Pre-training with pseudo-labeling compares favorably with large language models for regulatory sequence prediction

Raphaël Mourad
DOI: https://doi.org/10.1101/2023.12.21.572780
2024-05-05
Abstract:Predicting molecular processes using deep learning is a promising approach to provide biological insights for non-coding SNPs identified in genome-wide association studies. However, most deep learning methods rely on supervised learning, which requires DNA sequences associated with functional data, and whose amount is severely limited by the finite size of the human genome. Conversely, the amount of mammalian DNA sequences is growing exponentially due to ongoing large-scale sequencing projects, but in most cases without functional data. To alleviate the limitations of supervised learning, we propose a novel semi-supervised learning based on pseudo-labeling, which allows to exploit unlabeled DNA sequences from numerous genomes during model pre-training. The approach is very flexible and can be used to train any neural architecture including state-of-the-art models, and shows in certain situations strong predictive performance improvements compared to standard supervised learning in most cases. Moreover, small models trained by SSL showed similar or better performance than large language model DNABERT2.
Bioinformatics
What problem does this paper attempt to address?
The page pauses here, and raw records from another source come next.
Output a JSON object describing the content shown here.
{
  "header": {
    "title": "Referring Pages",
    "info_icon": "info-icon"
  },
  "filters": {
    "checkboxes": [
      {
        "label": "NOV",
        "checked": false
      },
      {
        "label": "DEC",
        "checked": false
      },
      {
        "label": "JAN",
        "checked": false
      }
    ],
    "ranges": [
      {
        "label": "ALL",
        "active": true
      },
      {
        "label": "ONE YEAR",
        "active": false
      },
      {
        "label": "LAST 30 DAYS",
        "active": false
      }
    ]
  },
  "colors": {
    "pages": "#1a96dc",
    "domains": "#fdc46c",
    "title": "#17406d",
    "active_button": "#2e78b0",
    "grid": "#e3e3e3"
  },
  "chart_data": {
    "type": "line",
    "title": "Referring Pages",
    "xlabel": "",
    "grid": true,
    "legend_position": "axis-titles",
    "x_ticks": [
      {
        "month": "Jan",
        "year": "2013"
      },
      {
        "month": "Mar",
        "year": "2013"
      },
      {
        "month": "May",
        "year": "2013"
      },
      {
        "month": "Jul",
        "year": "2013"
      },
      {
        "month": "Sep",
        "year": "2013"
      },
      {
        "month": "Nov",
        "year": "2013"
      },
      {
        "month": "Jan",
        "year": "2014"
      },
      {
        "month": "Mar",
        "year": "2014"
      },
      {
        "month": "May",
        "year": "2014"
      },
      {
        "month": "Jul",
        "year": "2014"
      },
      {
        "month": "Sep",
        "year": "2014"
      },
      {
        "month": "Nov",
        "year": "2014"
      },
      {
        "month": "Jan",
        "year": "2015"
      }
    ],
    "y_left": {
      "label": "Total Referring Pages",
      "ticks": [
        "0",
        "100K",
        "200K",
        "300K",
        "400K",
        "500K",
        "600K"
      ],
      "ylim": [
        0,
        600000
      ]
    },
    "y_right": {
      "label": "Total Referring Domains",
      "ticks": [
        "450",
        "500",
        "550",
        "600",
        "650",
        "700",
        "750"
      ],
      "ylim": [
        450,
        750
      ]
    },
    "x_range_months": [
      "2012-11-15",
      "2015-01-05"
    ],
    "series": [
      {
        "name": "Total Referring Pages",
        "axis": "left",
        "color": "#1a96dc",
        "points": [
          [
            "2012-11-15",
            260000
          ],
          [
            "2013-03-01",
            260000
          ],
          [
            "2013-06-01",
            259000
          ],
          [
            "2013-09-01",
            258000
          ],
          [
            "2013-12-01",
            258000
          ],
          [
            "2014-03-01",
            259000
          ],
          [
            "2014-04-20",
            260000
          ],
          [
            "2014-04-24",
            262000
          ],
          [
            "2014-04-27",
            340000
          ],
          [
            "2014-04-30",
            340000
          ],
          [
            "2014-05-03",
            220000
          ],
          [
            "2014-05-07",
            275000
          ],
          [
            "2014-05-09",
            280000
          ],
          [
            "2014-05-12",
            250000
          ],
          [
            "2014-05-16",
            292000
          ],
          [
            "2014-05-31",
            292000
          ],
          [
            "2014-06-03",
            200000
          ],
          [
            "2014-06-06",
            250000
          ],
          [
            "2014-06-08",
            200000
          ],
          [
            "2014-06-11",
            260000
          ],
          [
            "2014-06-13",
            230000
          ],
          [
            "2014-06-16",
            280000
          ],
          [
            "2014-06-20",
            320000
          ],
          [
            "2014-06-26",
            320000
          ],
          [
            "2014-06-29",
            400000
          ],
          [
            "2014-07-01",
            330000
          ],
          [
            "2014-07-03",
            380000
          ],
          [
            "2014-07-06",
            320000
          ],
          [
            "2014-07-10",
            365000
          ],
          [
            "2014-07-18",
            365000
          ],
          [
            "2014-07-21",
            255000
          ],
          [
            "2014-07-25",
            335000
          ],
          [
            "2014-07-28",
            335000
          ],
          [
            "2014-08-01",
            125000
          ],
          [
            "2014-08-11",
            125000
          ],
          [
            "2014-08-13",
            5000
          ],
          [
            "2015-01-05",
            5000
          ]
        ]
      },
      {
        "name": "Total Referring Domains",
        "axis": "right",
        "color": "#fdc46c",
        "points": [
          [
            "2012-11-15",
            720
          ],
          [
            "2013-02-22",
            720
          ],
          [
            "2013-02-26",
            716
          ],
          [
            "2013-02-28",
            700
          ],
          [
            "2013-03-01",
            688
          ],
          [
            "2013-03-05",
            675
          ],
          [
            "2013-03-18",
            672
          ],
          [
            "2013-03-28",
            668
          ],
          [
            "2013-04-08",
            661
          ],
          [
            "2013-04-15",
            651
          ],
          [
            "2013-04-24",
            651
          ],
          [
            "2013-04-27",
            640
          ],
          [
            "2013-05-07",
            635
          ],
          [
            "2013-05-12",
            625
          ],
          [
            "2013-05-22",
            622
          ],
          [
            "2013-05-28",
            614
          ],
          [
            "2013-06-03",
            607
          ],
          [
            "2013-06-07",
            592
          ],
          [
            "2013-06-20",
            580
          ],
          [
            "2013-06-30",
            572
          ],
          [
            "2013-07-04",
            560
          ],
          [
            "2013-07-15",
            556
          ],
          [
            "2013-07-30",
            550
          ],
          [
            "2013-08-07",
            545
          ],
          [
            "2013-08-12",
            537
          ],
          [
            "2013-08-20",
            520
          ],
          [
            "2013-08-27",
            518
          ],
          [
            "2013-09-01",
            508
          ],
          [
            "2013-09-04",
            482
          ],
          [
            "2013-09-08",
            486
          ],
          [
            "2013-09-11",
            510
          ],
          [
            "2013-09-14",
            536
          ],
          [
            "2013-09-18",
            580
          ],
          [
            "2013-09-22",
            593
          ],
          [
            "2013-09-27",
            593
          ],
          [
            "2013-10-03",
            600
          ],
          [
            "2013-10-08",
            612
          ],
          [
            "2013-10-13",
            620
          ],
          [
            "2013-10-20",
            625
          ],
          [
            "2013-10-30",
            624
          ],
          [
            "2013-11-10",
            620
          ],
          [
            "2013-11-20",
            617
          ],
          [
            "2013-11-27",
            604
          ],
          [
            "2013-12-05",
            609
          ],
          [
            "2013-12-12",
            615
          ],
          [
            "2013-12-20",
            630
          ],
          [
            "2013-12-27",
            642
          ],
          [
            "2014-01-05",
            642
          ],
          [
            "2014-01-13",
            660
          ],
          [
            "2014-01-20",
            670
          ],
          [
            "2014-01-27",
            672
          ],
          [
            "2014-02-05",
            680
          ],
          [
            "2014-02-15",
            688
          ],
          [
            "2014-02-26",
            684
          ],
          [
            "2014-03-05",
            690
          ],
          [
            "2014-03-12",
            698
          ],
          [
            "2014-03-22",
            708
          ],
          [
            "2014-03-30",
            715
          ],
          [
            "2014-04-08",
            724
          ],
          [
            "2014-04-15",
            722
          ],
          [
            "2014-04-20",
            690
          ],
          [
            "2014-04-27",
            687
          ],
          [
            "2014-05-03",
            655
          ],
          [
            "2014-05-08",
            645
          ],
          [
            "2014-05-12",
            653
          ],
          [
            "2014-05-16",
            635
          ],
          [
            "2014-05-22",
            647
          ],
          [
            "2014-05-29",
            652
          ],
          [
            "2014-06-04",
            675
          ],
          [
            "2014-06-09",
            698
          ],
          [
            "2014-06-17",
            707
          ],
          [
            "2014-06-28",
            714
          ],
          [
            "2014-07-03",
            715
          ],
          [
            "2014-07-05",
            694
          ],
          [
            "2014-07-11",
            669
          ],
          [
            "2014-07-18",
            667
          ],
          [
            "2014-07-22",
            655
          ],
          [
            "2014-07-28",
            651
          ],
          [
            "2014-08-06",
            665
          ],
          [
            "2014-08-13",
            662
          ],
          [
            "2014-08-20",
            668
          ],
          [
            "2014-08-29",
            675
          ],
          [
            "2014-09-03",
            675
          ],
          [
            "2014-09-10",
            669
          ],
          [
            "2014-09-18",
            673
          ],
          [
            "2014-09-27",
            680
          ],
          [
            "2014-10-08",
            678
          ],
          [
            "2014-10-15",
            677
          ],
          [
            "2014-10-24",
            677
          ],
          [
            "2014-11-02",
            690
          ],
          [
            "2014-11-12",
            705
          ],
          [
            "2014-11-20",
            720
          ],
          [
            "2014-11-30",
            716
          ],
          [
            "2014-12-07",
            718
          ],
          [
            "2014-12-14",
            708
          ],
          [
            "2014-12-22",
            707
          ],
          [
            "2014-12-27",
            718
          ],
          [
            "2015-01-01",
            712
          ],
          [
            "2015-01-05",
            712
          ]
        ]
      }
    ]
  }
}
This paper mainly discusses how to improve the prediction of molecular processes, especially for the deep learning methods of regulatory sequence prediction, using semi-supervised learning (SSL). Most current deep learning methods rely on supervised learning and require a large amount of DNA sequence data with functional annotations, which is limited by the size of the human genome. In contrast, the number of DNA sequences in mammals is increasing, but lacks functional annotations. The authors propose a novel cross-species pseudo-labeling method, which increases the available labeled data by mapping regulatory sequences of known species (such as humans) to other related species. This method allows the use of a large amount of unlabeled data in the pre-training phase and fine-tuning on the original labeled data subsequently. Using this approach, they found that the predictive performance of the model could be improved, especially in the case of specific transcription factors (TFs). In the paper, the authors use various deep learning models, including shallow and deep convolutional neural networks (CNN), as well as a large language model DNABERT2 based on Transformer, and demonstrate performance improvements on different datasets. In some cases, the small SSL models even perform similarly or better than the large language model DNABERT2. Furthermore, they evaluate the ability of SSL to predict the functional impacts of single nucleotide polymorphisms (SNPs) and find that SSL can significantly improve the prediction performance, especially for TFs with smaller datasets such as CTCF and ANDR. In conclusion, this paper addresses the problem of limited labeled data in deep learning for bioinformatics and proposes a method that utilizes semi-supervised learning and cross-species pseudo-labeling techniques to improve model performance and prediction ability.